The Democratic presidential candidates delivered a barrage of criticism against their party’s emerging front-runner, Senator Bernie Sanders, at a debate tonight, casting him as a divisive figure with unrealistic ideas, even as they continued to batter Michael Bloomberg for his extreme wealth, his record on policing and his behavior toward women.

In a messy South Carolina forum characterized by frequent interruptions, angry cross talk and theatrical hand-waving, Sanders faced the most serious test so far of his bid to lead the Democratic Party into the general election.

His rivals charged at him on multiple fronts, including his history of opposing certain forms of gun control, his plans for single-payer health care and, most of all, his odds of beating President Trump.

But the mood of combat enveloped candidates besides Sanders, with Senator Elizabeth Warren of Massachusetts again castigating Bloomberg, the former mayor of New York City, in vivid terms about his past support for Republicans and allegations that he had pressured an employee to have an abortion, a charge Bloomberg vehemently denied.

And in an explosive manifestation of a bitter rivalry for South Carolina’s voters, former Vice President Joe Biden rebuked Tom Steyer, a billionaire spending heavily in the state, for having previously invested in private prison companies.

It was Sanders, however, who had the roughest night: Former Mayor Pete Buttigieg of South Bend, Ind., warned that nominating Sanders would not only cost Democrats their chance to capture the White House, but also jeopardize their majority in the House and their chance of taking the Senate.
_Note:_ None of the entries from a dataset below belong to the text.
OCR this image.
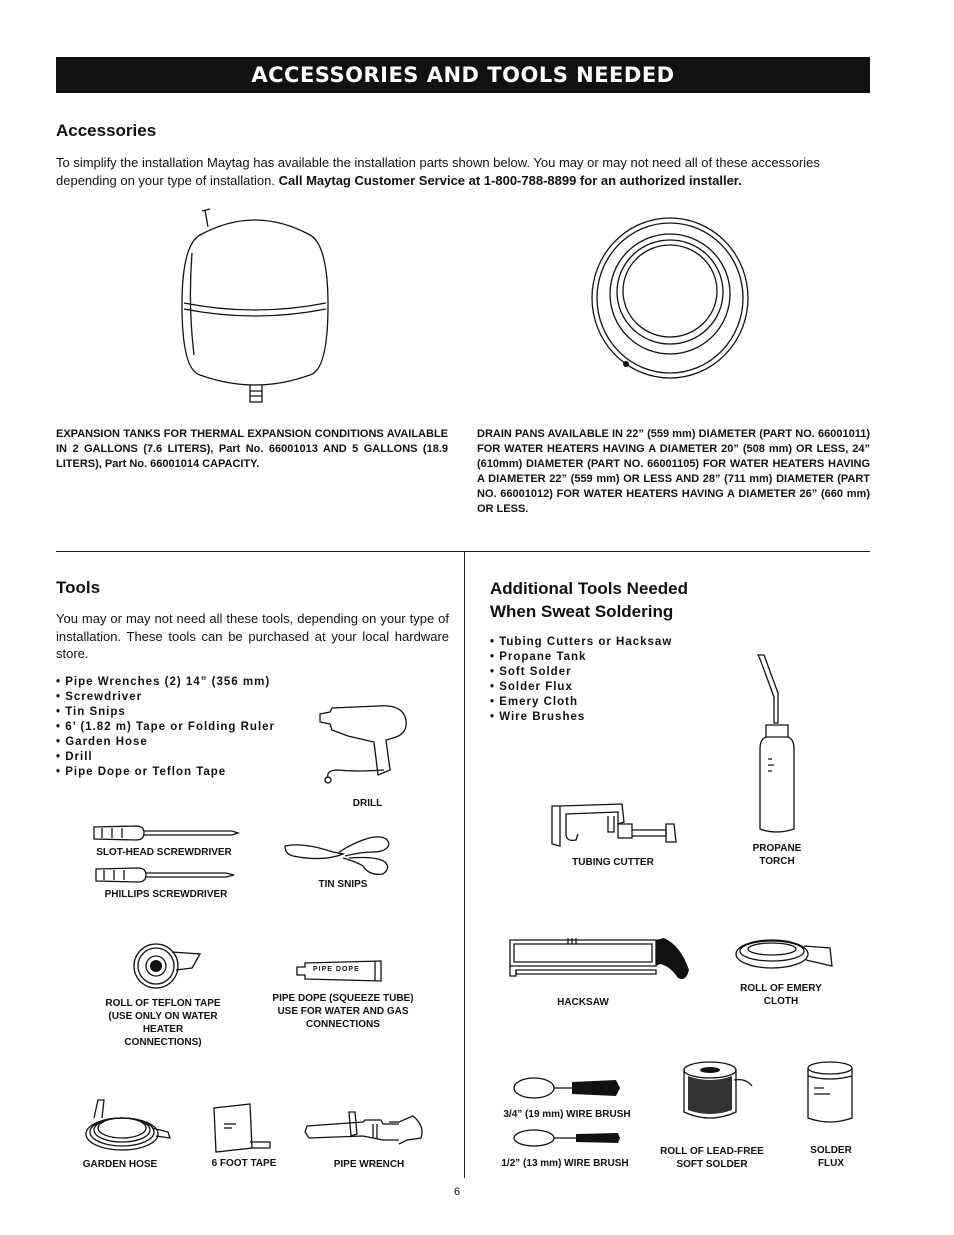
ACCESSORIES AND TOOLS NEEDED
Accessories
To simplify the installation Maytag has available the installation parts shown below. You may or may not need all of these accessories depending on your type of installation. Call Maytag Customer Service at 1-800-788-8899 for an authorized installer.
EXPANSION TANKS FOR THERMAL EXPANSION CONDITIONS AVAILABLE IN 2 GALLONS (7.6 LITERS), Part No. 66001013 AND 5 GALLONS (18.9 LITERS), Part No. 66001014 CAPACITY.
DRAIN PANS AVAILABLE IN 22” (559 mm) DIAMETER (PART NO. 66001011) FOR WATER HEATERS HAVING A DIAMETER 20” (508 mm) OR LESS, 24” (610mm) DIAMETER (PART NO. 66001105) FOR WATER HEATERS HAVING A DIAMETER 22” (559 mm) OR LESS AND 28” (711 mm) DIAMETER (PART NO. 66001012) FOR WATER HEATERS HAVING A DIAMETER 26” (660 mm) OR LESS.
Tools
You may or may not need all these tools, depending on your type of installation. These tools can be purchased at your local hardware store.
• Pipe Wrenches (2) 14” (356 mm)
• Screwdriver
• Tin Snips
• 6’ (1.82 m) Tape or Folding Ruler
• Garden Hose
• Drill
• Pipe Dope or Teflon Tape
DRILL
SLOT-HEAD SCREWDRIVER
PHILLIPS SCREWDRIVER
TIN SNIPS
ROLL OF TEFLON TAPE (USE ONLY ON WATER HEATER CONNECTIONS)
PIPE DOPE
PIPE DOPE (SQUEEZE TUBE) USE FOR WATER AND GAS CONNECTIONS
GARDEN HOSE	6 FOOT TAPE	PIPE WRENCH
Additional Tools Needed
When Sweat Soldering
• Tubing Cutters or Hacksaw
• Propane Tank
• Soft Solder
• Solder Flux
• Emery Cloth
• Wire Brushes
PROPANE TORCH
TUBING CUTTER
HACKSAW
ROLL OF EMERY CLOTH
3/4” (19 mm) WIRE BRUSH
1/2” (13 mm) WIRE BRUSH
ROLL OF LEAD-FREE SOFT SOLDER
SOLDER FLUX
6
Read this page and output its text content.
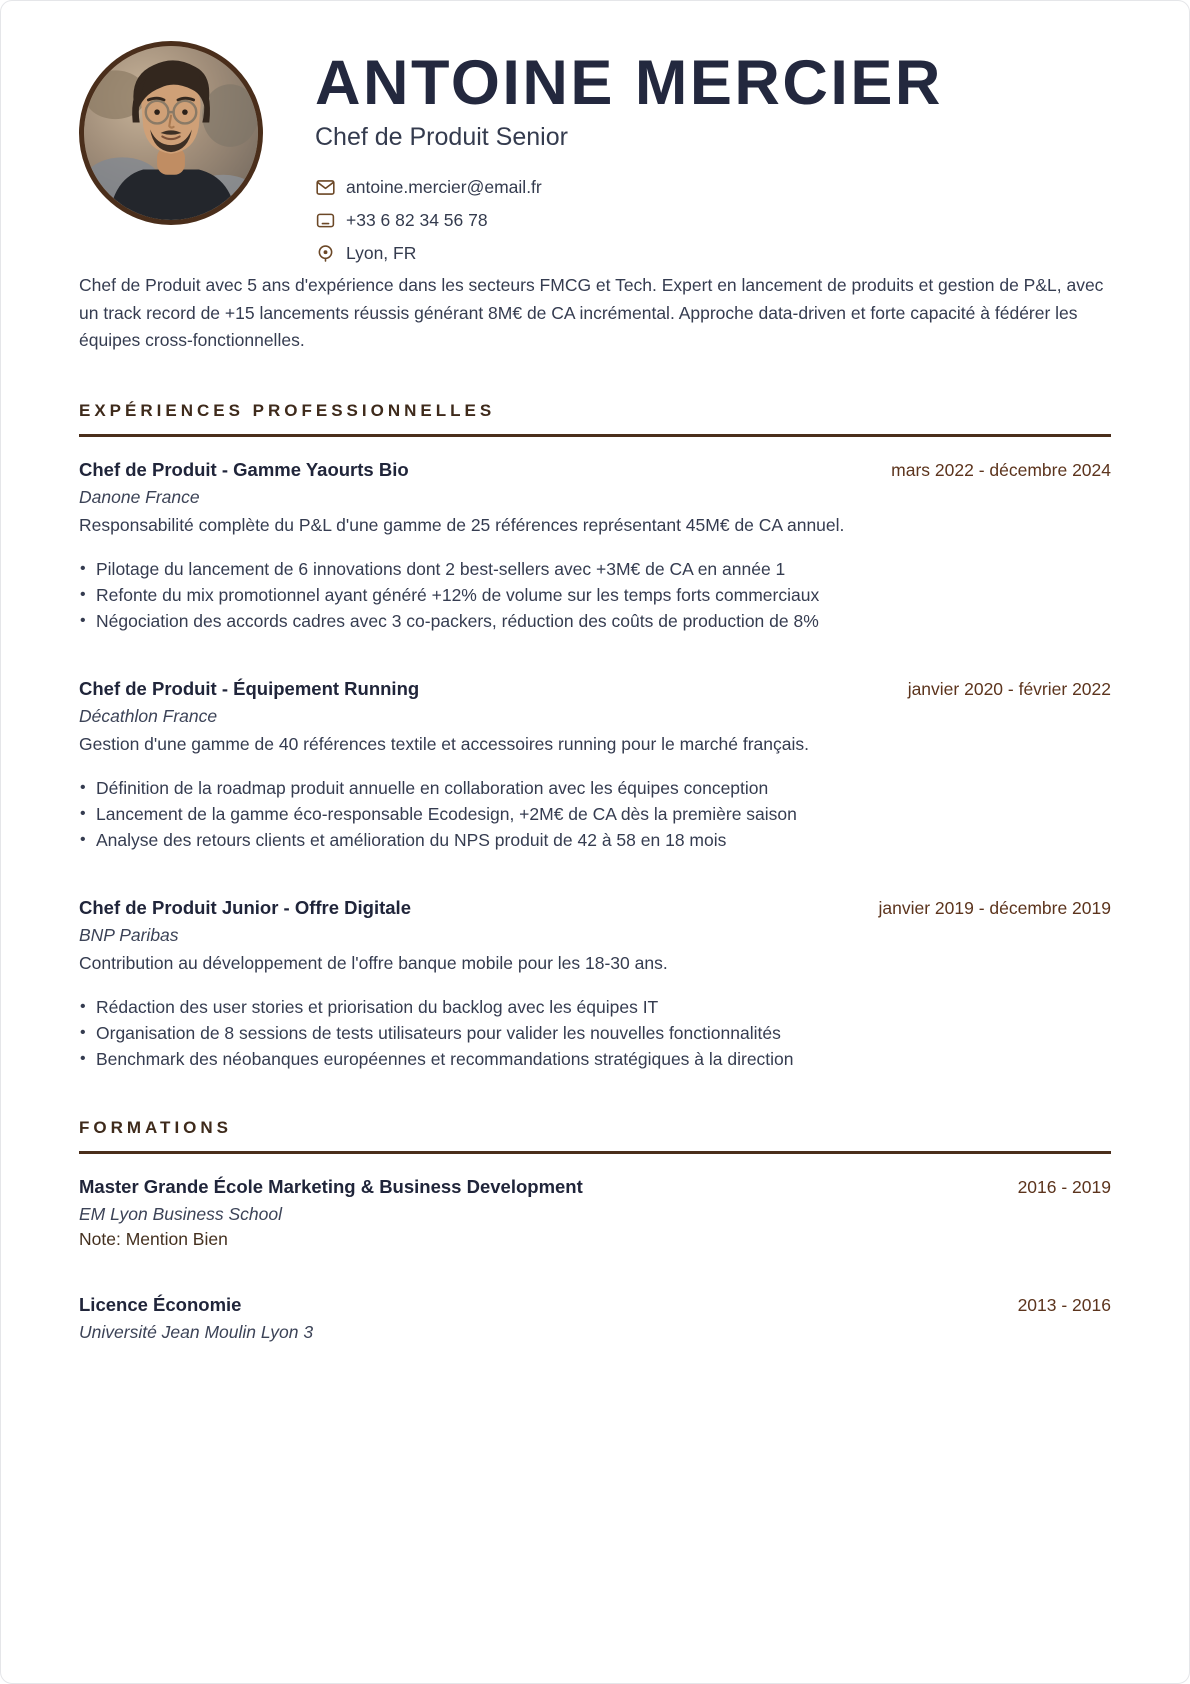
ANTOINE MERCIER
Chef de Produit Senior
antoine.mercier@email.fr
+33 6 82 34 56 78
Lyon, FR

Chef de Produit avec 5 ans d'expérience dans les secteurs FMCG et Tech. Expert en lancement de produits et gestion de P&L, avec un track record de +15 lancements réussis générant 8M€ de CA incrémental. Approche data-driven et forte capacité à fédérer les équipes cross-fonctionnelles.

EXPÉRIENCES PROFESSIONNELLES
Chef de Produit - Gamme Yaourts Bio	mars 2022 - décembre 2024
Danone France
Responsabilité complète du P&L d'une gamme de 25 références représentant 45M€ de CA annuel.
• Pilotage du lancement de 6 innovations dont 2 best-sellers avec +3M€ de CA en année 1
• Refonte du mix promotionnel ayant généré +12% de volume sur les temps forts commerciaux
• Négociation des accords cadres avec 3 co-packers, réduction des coûts de production de 8%
Chef de Produit - Équipement Running	janvier 2020 - février 2022
Décathlon France
Gestion d'une gamme de 40 références textile et accessoires running pour le marché français.
• Définition de la roadmap produit annuelle en collaboration avec les équipes conception
• Lancement de la gamme éco-responsable Ecodesign, +2M€ de CA dès la première saison
• Analyse des retours clients et amélioration du NPS produit de 42 à 58 en 18 mois
Chef de Produit Junior - Offre Digitale	janvier 2019 - décembre 2019
BNP Paribas
Contribution au développement de l'offre banque mobile pour les 18-30 ans.
• Rédaction des user stories et priorisation du backlog avec les équipes IT
• Organisation de 8 sessions de tests utilisateurs pour valider les nouvelles fonctionnalités
• Benchmark des néobanques européennes et recommandations stratégiques à la direction
FORMATIONS
Master Grande École Marketing & Business Development	2016 - 2019
EM Lyon Business School
Note: Mention Bien
Licence Économie	2013 - 2016
Université Jean Moulin Lyon 3
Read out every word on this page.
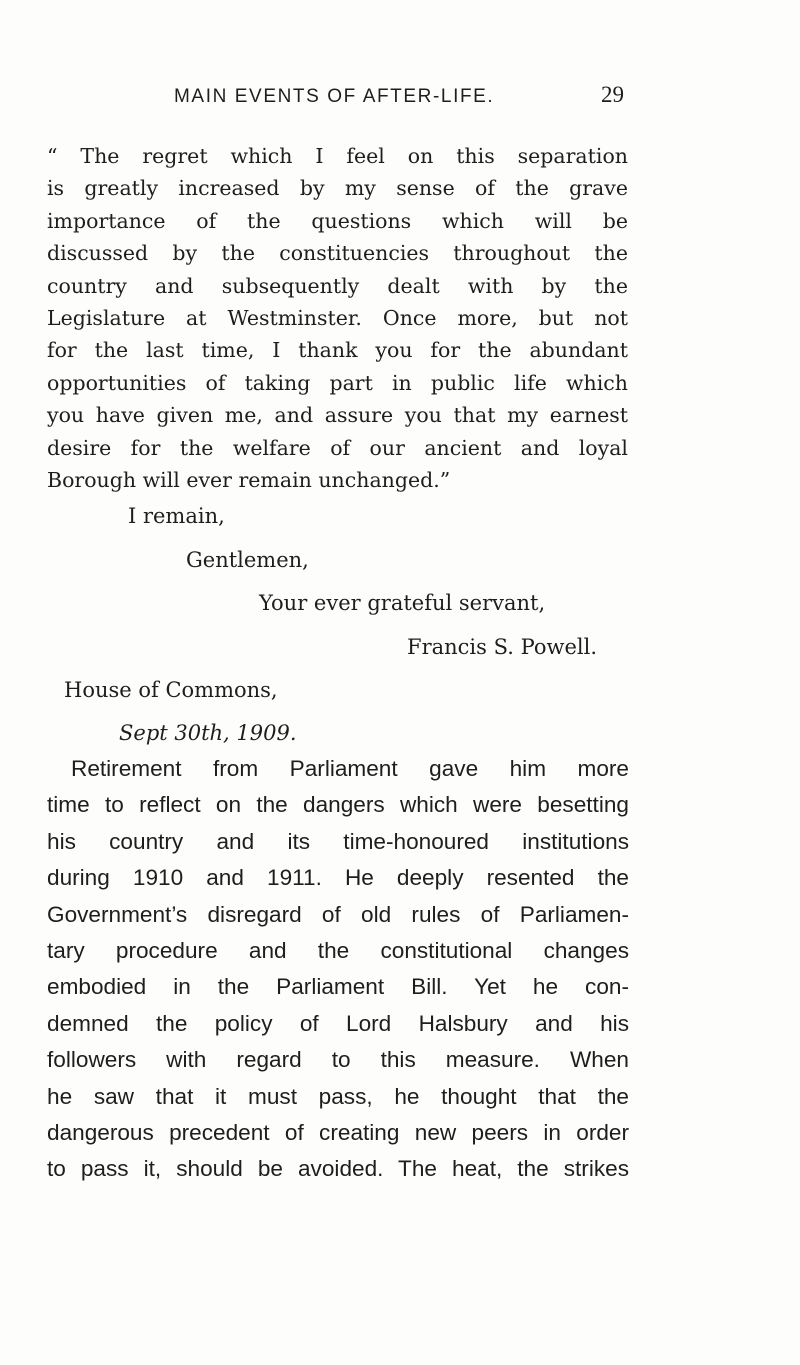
MAIN EVENTS OF AFTER-LIFE.	29
“ The regret which I feel on this separation
is greatly increased by my sense of the grave
importance of the questions which will be
discussed by the constituencies throughout the
country and subsequently dealt with by the
Legislature at Westminster. Once more, but not
for the last time, I thank you for the abundant
opportunities of taking part in public life which
you have given me, and assure you that my earnest
desire for the welfare of our ancient and loyal
Borough will ever remain unchanged.”
I remain,
Gentlemen,
Your ever grateful servant,
Francis S. Powell.
House of Commons,
Sept 30th, 1909.
Retirement from Parliament gave him more
time to reflect on the dangers which were besetting
his country and its time-honoured institutions
during 1910 and 1911. He deeply resented the
Government’s disregard of old rules of Parliamen-
tary procedure and the constitutional changes
embodied in the Parliament Bill. Yet he con-
demned the policy of Lord Halsbury and his
followers with regard to this measure. When
he saw that it must pass, he thought that the
dangerous precedent of creating new peers in order
to pass it, should be avoided. The heat, the strikes
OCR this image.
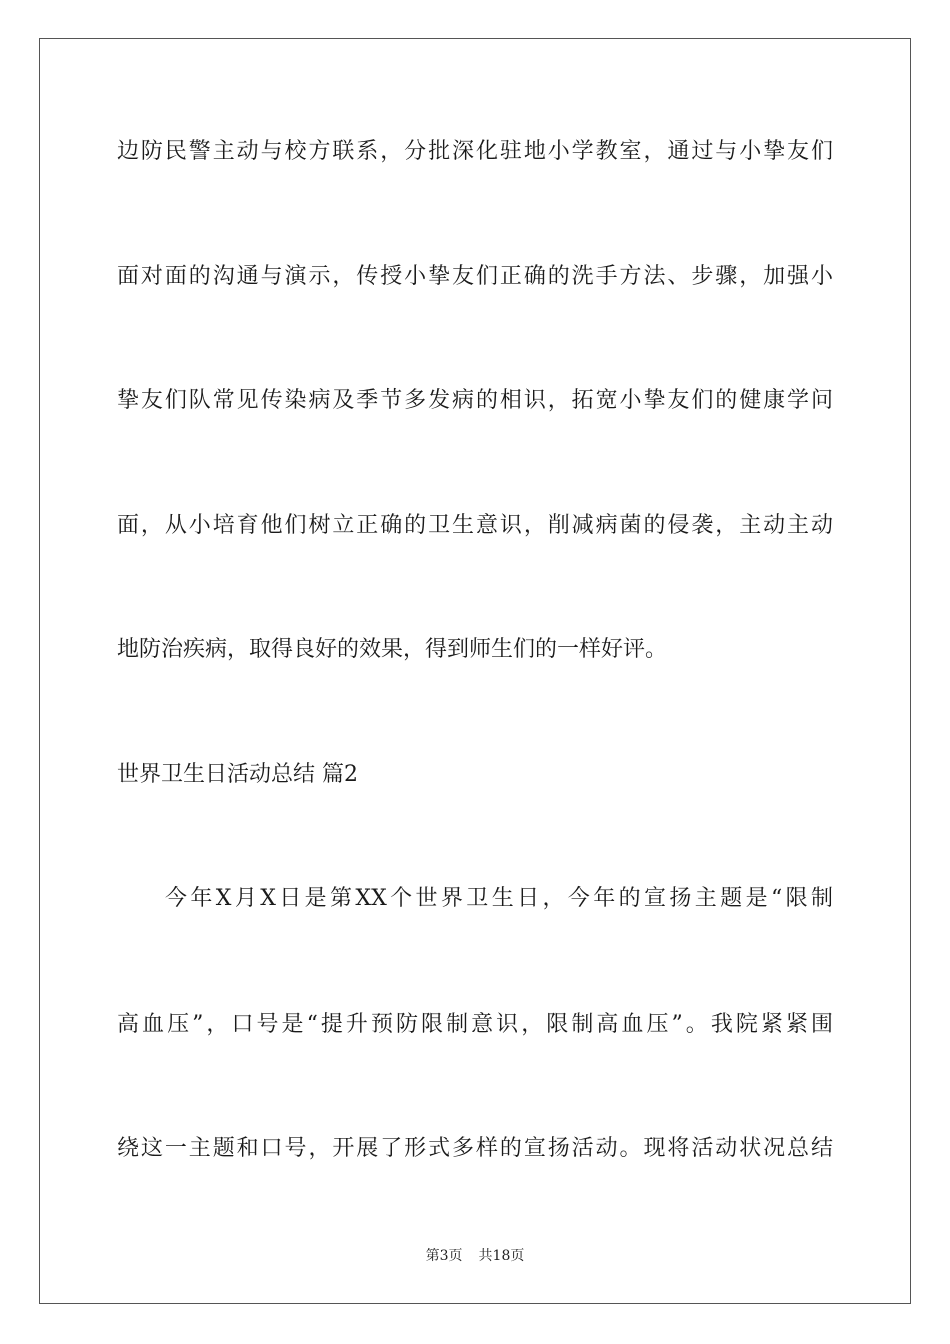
边防民警主动与校方联系，分批深化驻地小学教室，通过与小挚友们
面对面的沟通与演示，传授小挚友们正确的洗手方法、步骤，加强小
挚友们队常见传染病及季节多发病的相识，拓宽小挚友们的健康学问
面，从小培育他们树立正确的卫生意识，削减病菌的侵袭，主动主动
地防治疾病，取得良好的效果，得到师生们的一样好评。
世界卫生日活动总结 篇2
今年X月X日是第XX个世界卫生日，今年的宣扬主题是“限制
高血压”，口号是“提升预防限制意识，限制高血压”。我院紧紧围
绕这一主题和口号，开展了形式多样的宣扬活动。现将活动状况总结
第3页 共18页
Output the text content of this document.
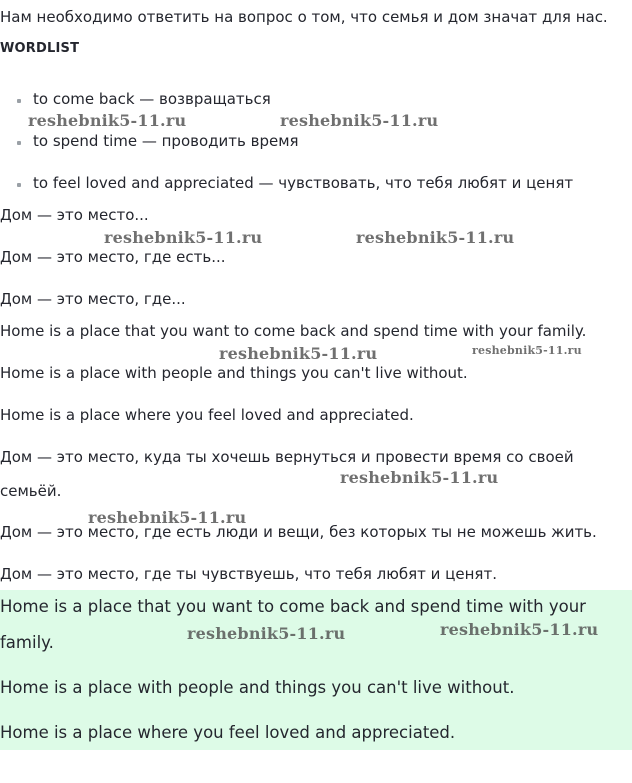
Нам необходимо ответить на вопрос о том, что семья и дом значат для нас.

WORDLIST

to come back — возвращаться
to spend time — проводить время
to feel loved and appreciated — чувствовать, что тебя любят и ценят

Дом — это место...

Дом — это место, где есть...

Дом — это место, где...

Home is a place that you want to come back and spend time with your family.

Home is a place with people and things you can't live without.

Home is a place where you feel loved and appreciated.

Дом — это место, куда ты хочешь вернуться и провести время со своей

семьёй.

Дом — это место, где есть люди и вещи, без которых ты не можешь жить.

Дом — это место, где ты чувствуешь, что тебя любят и ценят.

Home is a place that you want to come back and spend time with your
family.
Home is a place with people and things you can't live without.
Home is a place where you feel loved and appreciated.
reshebnik5-11.ru	reshebnik5-11.ru
reshebnik5-11.ru	reshebnik5-11.ru
reshebnik5-11.ru	reshebnik5-11.ru
reshebnik5-11.ru
reshebnik5-11.ru
reshebnik5-11.ru	reshebnik5-11.ru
Pointing to the congressional Democrats elected in 2018, Buttigieg told Sanders, “They are running away from your platform as fast as they possibly can.”

Bloomberg joined in, saying of Sanders: “Can anybody in this room imagine moderate Republicans going over and voting for him?”

Biden, fighting for survival in the state on which he has staked his candidacy, delivered perhaps the most searing critique of Sanders, invoking the 2015 massacre at Emanuel African Methodist Episcopal Church here in Charleston to confront Sanders for his mixed record on guns.

“Nine people shot dead by a white supremacist,” Biden said, then rebuked Sanders for his past opposition to waiting periods for gun purchasers: “I’m not saying he’s responsible for the nine deaths, but that man would not have been able to get that weapon if the waiting period had been what I suggest.”

Addressing concerns about his electability, Sanders, a Vermont socialist, claimed that in the overwhelming majority of polls he came out ahead of Trump.

He responded forcefully to an attack by Bloomberg claiming that the Russian government was seeking to buoy Sanders’s campaign, citing Bloomberg’s past laudatory remarks about President Xi Jinping of China.

On display, too, was Warren’s dual challenge as she fights for national momentum ahead of next week’s Super Tuesday contests: On the one hand, she is plainly eager to keep up a battle against Bloomberg that has delighted her supporters and reinvigorated her candidacy.

At the same time, she must contend, perhaps more urgently, with the fast and formidable rise of Sanders on the left — a force she tried to counter by casting herself as the more accomplished progressive.

She pointed to their shared history of battling Wall Street: “In 2008, we both got our chance,” Warren said, “but I dug in, I fought the big banks, I built the coalitions and I won.”

Soon, though, the debate devolved into something of a rhetorical melee, with the seven candidates talking, and nearly shouting, over another.

Eventually Sanders was able to speak and cited studies indicating that “Medicare for all will save money,” but before long he was facing more incoming from Bloomberg, who called the long-term consequences of a Sanders nomination and Trump re-election a “catastrophe.”

When Sanders was able to reply, he castigated Bloomberg for having the support of only billionaires.

Similarly, when Sanders was asked about a vote he cast to protect gun manufacturers, the senator was met with boos when he initially responded that “Joe has voted for terrible trade agreements.”

In a sign that Steyer was making inroads with South Carolina’s black voters, Biden also took on the billionaire and first-time candidate, noting that Steyer had invested in private prisons that “hogtied young men.”

Stung by the attack, Steyer said he had sold his stock in private prisons and then sought to highlight Biden’s support for the hard-line 1990s crime bill.

But Biden interrupted him and tagged him with a new nickname for changing his mind on private prisons: “Tommy Come Lately.”

This debate, the 10th of the primary season, was the first time that the Democratic candidates gathered with a measure of clarity about who was in command of the race.

Coming off his landslide win in Nevada, and successes in Iowa and New Hampshire, Sanders is the clear front-runner for the nomination.

What is less clear is who may emerge as his most formidable opponent.